Climate crisis: Climate change and its effects, exponential population growth and the condition of vulnerability in which many communities live, form a complex global problem. According to UN estimates, by 2050 the world’s population will need the natural resources of three planets to maintain its current lifestyle. In other words, continuing as normal is not an option.
The evolution towards business sustainability
It is clear that we are facing a context in which the accelerated climate and social crisis are unforgiving. However, the fashion industry’s efforts to transform its production and consumption model are not enough. As one of the world’s most important industrial drivers, the textile sector must not only recognize its responsibility to adopt ethical and responsible practices but must also see it as a driver of its own business and growth. Business sustainability is far from being a whim or a passing trend. The modern world requires us to think systematically, take responsibility for our actions, and innovate when creating and doing business.

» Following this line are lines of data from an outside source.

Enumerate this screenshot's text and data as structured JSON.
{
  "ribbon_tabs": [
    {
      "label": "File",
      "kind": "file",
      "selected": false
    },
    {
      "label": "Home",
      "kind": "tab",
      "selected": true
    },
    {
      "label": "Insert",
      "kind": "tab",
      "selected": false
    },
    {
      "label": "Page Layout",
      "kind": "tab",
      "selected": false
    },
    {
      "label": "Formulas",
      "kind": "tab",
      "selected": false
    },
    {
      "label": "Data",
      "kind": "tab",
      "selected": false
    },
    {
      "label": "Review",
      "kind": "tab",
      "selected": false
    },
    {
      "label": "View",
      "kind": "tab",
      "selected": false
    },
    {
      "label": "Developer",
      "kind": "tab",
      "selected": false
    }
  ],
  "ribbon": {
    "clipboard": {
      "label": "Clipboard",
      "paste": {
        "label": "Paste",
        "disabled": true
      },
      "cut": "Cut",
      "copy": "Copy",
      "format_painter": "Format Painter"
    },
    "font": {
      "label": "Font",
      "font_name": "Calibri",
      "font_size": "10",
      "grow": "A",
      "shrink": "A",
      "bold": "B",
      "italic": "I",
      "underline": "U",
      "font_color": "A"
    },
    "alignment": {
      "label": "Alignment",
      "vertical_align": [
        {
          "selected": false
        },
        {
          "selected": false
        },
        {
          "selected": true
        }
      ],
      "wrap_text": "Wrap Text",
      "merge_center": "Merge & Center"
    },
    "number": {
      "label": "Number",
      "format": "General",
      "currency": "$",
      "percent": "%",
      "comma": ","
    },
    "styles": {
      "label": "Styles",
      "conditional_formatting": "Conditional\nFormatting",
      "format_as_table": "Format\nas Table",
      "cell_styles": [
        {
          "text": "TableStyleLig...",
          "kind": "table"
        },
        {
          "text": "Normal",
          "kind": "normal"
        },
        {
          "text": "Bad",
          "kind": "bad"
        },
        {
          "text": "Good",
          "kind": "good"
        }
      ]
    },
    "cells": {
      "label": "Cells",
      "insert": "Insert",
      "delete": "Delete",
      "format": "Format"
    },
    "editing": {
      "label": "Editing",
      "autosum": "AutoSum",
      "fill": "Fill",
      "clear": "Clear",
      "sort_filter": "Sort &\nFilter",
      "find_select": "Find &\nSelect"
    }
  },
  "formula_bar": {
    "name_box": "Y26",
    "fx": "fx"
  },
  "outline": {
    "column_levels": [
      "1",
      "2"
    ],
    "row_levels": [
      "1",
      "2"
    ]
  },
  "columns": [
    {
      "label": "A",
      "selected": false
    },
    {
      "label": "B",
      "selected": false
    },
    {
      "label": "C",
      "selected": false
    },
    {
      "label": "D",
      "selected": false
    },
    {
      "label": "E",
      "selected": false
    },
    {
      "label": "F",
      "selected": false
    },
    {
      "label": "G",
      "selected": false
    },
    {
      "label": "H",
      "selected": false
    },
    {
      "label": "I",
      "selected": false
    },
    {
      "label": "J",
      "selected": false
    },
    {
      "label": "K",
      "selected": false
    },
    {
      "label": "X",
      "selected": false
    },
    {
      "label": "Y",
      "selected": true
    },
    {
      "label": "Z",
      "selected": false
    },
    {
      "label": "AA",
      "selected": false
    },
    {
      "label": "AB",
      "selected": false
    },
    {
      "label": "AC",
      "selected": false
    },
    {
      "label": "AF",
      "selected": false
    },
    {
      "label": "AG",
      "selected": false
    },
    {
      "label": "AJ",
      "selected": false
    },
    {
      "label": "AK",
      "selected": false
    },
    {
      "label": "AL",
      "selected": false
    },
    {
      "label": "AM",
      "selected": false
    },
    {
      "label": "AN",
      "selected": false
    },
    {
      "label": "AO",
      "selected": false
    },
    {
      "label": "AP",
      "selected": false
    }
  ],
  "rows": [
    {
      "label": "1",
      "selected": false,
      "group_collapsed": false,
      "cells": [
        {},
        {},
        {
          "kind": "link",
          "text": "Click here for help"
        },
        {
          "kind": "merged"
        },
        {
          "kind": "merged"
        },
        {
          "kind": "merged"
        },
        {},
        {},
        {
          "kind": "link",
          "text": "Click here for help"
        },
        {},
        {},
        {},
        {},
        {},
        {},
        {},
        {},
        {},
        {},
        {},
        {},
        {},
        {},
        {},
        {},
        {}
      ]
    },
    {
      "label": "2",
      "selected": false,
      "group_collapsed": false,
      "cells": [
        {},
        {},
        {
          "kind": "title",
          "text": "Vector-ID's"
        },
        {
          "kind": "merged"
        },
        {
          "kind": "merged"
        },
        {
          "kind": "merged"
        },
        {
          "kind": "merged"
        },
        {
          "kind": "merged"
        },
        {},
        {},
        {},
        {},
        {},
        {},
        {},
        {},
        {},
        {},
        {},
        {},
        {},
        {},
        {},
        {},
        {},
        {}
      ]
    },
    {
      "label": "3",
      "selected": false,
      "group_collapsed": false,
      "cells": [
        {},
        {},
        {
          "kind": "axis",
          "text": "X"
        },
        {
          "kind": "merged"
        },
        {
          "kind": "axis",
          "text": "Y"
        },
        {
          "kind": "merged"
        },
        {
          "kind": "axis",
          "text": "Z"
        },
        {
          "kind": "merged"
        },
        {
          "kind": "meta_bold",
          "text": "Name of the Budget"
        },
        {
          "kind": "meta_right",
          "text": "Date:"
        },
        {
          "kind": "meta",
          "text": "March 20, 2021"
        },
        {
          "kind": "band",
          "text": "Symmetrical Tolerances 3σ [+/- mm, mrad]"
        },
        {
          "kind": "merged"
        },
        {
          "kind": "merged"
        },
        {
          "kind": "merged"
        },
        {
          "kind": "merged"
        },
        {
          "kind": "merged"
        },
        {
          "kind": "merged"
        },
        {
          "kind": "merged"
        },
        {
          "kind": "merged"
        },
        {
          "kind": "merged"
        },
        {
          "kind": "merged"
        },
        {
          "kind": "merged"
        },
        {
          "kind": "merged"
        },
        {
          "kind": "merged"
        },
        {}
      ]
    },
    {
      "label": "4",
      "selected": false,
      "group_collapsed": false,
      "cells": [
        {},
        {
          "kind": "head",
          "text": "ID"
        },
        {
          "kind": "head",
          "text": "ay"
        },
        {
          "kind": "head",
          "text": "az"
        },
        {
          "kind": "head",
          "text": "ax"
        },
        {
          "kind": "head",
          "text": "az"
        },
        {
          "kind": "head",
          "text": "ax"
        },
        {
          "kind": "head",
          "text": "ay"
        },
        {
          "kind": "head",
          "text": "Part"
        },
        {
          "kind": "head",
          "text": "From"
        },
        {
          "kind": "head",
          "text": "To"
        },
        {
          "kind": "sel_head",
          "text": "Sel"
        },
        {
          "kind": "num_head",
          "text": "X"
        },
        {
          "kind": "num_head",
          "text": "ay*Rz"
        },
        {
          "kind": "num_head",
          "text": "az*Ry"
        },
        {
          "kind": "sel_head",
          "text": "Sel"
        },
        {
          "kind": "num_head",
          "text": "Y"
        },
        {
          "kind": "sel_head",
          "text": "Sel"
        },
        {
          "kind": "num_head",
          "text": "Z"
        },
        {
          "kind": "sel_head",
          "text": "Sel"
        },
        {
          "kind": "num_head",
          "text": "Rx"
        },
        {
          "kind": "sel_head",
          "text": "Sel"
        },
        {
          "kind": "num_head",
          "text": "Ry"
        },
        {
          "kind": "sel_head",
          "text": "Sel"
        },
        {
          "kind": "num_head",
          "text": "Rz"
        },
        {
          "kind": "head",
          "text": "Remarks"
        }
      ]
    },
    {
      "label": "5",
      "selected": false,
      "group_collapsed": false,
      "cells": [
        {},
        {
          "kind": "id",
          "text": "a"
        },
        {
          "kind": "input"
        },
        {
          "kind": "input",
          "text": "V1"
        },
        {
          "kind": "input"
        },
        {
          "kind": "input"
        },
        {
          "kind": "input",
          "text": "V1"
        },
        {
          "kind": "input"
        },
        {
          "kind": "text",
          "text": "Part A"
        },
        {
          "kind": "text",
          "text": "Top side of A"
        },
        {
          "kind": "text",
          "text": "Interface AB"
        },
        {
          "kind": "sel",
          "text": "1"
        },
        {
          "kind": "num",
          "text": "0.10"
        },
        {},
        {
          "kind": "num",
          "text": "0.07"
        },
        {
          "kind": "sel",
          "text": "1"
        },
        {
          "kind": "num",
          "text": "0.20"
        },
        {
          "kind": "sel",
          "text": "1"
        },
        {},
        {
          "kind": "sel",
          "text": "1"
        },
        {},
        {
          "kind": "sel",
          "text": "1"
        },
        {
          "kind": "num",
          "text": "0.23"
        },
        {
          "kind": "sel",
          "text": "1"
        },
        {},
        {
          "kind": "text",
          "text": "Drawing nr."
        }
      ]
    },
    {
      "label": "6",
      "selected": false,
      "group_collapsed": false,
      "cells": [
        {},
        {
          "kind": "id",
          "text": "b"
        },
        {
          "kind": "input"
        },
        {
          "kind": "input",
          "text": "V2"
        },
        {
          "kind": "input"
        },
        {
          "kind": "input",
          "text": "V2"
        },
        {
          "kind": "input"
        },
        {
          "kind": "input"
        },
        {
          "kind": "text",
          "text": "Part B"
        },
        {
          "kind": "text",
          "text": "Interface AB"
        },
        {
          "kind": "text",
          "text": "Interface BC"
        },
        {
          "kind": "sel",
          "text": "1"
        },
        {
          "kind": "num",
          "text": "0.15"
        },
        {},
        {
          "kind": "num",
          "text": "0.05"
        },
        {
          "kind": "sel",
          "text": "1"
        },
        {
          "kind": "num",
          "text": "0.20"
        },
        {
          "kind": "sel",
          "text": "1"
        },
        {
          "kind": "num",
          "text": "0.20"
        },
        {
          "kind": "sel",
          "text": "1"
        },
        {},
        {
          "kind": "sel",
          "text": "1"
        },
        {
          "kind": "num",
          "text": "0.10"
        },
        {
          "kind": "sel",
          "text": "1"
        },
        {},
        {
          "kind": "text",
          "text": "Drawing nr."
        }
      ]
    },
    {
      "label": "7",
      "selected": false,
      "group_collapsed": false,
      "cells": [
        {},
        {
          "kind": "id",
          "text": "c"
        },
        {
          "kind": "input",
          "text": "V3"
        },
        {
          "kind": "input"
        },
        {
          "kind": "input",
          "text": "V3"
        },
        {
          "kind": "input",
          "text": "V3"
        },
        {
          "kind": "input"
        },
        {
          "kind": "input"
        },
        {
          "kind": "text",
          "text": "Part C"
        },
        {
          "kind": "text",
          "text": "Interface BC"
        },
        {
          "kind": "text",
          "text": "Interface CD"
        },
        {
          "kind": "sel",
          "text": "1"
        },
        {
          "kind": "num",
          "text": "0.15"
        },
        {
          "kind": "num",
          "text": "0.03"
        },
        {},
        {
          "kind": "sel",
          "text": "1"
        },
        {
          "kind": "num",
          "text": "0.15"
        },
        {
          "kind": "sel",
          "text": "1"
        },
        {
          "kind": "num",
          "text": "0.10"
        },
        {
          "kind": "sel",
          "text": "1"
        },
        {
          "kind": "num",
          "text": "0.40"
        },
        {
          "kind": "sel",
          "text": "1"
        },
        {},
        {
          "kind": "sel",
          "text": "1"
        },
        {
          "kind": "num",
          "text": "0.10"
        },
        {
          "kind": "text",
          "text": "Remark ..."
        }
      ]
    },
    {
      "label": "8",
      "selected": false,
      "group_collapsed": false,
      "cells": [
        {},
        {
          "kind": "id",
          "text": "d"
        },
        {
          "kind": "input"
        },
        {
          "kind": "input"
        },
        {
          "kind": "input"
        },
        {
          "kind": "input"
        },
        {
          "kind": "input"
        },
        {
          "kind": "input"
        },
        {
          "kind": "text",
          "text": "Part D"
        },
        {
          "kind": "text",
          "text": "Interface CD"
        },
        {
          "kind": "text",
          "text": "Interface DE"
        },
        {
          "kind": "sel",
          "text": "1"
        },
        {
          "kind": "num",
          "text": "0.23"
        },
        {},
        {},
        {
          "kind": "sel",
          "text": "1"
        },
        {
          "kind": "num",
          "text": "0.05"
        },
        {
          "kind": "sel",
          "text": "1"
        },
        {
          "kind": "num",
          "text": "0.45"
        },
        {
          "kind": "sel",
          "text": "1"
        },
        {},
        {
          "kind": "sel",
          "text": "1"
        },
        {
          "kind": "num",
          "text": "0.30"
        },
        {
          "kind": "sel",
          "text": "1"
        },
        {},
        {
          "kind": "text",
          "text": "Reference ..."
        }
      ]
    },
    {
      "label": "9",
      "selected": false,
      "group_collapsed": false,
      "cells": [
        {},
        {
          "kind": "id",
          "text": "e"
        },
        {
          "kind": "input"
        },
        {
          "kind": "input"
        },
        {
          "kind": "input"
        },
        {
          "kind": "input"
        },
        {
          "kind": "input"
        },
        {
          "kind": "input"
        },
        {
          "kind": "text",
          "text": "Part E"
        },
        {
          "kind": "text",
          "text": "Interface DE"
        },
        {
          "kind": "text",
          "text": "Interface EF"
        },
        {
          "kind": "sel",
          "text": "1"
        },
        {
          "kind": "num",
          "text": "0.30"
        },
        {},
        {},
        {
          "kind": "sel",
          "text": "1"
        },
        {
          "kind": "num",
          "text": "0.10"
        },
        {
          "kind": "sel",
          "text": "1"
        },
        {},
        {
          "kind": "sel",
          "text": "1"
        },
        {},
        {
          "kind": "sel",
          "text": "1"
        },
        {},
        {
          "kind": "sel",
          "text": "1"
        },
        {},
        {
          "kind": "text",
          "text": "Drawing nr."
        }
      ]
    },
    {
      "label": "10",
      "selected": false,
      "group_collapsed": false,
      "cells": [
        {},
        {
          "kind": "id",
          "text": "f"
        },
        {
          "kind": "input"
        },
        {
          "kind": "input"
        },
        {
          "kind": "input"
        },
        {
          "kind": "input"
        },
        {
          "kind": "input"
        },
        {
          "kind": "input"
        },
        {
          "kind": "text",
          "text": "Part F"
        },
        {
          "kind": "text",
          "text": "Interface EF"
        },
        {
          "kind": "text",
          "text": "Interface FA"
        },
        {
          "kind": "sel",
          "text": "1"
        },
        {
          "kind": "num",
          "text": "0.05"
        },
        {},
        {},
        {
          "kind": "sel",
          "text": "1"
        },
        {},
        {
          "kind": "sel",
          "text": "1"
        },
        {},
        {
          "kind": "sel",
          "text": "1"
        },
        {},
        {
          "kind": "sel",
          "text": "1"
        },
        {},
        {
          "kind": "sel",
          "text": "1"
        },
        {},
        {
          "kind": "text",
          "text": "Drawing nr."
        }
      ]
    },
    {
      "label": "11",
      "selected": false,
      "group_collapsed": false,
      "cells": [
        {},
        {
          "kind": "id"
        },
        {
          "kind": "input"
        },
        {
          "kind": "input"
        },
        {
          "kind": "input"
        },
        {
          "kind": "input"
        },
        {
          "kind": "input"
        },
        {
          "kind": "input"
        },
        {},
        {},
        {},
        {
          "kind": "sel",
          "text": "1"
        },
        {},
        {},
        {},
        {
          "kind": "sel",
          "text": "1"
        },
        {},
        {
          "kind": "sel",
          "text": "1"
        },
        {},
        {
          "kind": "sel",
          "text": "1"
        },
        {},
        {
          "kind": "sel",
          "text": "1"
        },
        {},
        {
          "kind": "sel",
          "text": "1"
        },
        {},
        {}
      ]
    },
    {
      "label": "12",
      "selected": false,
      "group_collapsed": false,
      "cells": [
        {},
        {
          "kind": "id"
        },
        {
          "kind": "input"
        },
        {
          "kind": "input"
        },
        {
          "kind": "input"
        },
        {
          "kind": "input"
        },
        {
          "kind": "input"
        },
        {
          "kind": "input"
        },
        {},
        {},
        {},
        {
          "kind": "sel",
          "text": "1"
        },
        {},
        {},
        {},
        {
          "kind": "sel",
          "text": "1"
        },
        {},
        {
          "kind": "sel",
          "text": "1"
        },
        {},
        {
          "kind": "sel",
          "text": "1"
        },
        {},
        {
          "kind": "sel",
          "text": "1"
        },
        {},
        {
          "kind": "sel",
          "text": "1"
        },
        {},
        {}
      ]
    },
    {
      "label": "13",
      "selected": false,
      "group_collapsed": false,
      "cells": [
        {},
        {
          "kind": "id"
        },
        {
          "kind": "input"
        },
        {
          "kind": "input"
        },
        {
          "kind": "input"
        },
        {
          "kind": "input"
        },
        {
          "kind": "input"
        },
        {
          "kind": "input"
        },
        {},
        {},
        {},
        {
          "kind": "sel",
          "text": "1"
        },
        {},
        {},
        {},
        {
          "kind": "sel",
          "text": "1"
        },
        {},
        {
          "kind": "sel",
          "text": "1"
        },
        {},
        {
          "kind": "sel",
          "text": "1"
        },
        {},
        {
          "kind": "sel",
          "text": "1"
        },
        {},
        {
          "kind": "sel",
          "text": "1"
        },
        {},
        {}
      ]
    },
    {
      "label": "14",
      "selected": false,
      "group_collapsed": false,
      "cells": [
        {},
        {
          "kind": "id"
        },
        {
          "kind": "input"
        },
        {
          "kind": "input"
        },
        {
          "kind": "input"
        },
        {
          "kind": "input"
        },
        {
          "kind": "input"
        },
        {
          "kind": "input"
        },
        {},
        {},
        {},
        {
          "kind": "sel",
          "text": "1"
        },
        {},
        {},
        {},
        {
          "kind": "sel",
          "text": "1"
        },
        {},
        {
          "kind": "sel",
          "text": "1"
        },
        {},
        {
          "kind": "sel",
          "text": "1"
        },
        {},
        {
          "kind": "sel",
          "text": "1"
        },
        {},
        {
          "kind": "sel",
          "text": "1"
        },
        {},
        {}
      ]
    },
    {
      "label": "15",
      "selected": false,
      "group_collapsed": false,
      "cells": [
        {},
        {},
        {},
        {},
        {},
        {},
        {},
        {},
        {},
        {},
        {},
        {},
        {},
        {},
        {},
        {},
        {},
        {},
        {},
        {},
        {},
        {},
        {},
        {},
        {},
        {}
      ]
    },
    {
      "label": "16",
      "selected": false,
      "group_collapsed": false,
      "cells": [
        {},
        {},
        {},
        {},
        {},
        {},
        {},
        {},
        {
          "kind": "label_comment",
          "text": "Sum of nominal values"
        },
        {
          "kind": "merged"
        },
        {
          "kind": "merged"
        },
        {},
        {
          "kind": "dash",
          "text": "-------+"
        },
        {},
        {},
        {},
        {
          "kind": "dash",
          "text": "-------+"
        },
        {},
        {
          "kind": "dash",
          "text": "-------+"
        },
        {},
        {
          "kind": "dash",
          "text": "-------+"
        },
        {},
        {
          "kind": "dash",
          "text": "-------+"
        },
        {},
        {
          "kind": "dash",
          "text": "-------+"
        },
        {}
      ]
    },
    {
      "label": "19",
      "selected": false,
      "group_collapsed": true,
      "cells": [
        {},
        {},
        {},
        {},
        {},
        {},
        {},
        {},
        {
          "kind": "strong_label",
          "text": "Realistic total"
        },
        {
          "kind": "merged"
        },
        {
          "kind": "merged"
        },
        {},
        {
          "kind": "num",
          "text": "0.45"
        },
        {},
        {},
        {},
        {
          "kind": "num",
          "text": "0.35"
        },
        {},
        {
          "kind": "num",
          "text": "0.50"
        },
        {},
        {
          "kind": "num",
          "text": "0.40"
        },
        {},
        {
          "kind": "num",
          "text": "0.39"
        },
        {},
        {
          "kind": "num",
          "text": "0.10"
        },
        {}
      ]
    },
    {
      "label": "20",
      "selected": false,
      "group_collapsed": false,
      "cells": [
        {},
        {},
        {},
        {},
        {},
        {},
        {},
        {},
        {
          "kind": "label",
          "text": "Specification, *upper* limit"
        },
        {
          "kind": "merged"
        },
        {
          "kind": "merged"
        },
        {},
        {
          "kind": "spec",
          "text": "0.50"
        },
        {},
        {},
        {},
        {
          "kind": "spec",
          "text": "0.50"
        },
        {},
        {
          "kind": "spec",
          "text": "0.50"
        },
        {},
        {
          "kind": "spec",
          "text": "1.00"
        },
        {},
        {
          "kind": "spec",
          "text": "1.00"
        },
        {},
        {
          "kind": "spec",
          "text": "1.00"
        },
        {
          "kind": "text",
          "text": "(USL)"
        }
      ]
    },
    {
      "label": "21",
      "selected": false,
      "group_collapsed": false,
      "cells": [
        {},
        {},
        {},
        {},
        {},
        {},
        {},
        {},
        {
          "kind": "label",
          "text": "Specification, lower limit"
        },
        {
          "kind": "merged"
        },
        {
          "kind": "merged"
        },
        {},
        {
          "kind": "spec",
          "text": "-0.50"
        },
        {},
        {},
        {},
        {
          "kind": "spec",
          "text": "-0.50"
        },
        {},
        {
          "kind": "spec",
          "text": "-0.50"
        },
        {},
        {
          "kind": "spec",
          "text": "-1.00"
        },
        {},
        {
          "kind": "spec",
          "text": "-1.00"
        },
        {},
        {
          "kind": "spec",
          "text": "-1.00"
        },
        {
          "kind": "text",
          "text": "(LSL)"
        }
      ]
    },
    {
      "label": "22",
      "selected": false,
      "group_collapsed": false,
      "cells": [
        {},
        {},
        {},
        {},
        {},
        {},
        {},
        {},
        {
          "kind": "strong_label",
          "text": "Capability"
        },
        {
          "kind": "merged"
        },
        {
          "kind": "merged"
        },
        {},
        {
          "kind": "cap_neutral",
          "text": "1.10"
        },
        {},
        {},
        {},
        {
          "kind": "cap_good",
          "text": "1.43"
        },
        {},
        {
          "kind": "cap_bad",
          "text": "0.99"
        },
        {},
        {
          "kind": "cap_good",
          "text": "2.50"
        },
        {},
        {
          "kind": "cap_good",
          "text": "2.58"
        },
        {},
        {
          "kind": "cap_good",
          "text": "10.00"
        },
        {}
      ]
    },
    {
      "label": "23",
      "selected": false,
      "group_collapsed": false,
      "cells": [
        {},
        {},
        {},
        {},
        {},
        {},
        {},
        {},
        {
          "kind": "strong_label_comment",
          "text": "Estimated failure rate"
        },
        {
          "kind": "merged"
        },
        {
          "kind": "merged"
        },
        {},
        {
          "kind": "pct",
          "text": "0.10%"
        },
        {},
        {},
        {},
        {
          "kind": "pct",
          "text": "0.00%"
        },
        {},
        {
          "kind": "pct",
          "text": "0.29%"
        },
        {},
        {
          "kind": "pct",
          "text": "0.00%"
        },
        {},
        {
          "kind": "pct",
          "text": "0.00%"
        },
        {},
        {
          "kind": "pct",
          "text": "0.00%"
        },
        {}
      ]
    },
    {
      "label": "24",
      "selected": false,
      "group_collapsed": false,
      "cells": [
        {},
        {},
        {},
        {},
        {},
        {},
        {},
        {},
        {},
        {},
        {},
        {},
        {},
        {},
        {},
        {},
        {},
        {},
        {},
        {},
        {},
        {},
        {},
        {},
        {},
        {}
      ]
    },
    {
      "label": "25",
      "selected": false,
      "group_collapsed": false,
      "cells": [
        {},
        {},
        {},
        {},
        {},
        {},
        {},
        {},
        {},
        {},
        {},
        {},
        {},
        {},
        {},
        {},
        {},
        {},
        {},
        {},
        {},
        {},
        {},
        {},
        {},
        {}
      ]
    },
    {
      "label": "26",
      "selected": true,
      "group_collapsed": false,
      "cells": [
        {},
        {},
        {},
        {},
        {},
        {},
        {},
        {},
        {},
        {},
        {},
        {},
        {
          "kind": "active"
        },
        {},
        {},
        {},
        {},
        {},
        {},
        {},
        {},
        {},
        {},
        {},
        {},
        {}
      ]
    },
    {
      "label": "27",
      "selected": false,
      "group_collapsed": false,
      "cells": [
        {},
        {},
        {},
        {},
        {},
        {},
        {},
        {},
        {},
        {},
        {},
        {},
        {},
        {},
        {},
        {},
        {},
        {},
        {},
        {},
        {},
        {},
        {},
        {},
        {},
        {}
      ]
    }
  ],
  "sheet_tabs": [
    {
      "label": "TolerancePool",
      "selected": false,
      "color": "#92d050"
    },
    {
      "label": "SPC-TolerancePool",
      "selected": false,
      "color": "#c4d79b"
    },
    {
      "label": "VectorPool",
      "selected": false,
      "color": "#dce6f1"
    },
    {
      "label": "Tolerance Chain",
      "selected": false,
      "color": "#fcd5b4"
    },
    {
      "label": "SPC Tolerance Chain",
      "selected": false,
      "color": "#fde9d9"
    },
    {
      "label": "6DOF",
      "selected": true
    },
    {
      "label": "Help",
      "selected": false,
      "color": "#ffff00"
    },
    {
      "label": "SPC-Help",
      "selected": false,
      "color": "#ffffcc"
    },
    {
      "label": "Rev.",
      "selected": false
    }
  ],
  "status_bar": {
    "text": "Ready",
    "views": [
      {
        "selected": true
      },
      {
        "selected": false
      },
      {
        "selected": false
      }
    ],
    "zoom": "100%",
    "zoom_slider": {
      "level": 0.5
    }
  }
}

Looking ahead to 2022, fashion companies face 6 key challenges, take note!
Adopting a strong sustainability strategy: Emerging markets are starting to lead the way on ESG issues. Thousands of companies are well aware that if they want to be competitive they must incorporate sustainable practices in their production activities. In this sense, sustainability requires a change of dialogue on fundamental principles, a change that must come from the heart of the brand by adopting a solid strategy, not only to improve its environmental, social and ethical performance but also to improve its competitiveness.
Committing to integrative sustainability: Approaching sustainability from an integral vision, understanding the complexity of the concept as well as its multiple environmental, social, and economic dimensions with the aim of minimizing the impact of each of its associated processes, improving conditions for all participants in the life cycle and ensuring the profitability of the product itself.
Investing in a transparent supply chain: Obtaining full traceability is crucial in order to understand the social and environmental impact of business practices and products. In the long term, it enables brands to identify risks and challenges to increase efficiency, while building strong and trusting relationships with suppliers and customers.
Decoupling fashion profitability from sales volume: The growing number of sustainability efforts is meaningless if changes in production practices are not accompanied by reductions in the production volume. In this sense, decoupling the profitability of fashion from the volume of sales of new products is urgently needed if a sustainable, ethical and responsible production and consumption model is to be achieved.
Driving change towards a circular model: Circularity implies a cross-cutting change in the entire value chain and thus a new conceptualization of the product itself. A good circularity strategy should focus on restoring the garment to the respect it traditionally received, focusing on aspects such as durability, recyclability, repair and reuse, eco-design, and research.
Impact measurement: Very soon, including triple bottom line metrics will not only be a matter of values and will, but also an obligation because the market and the law demand it, and will continue to demand more and more.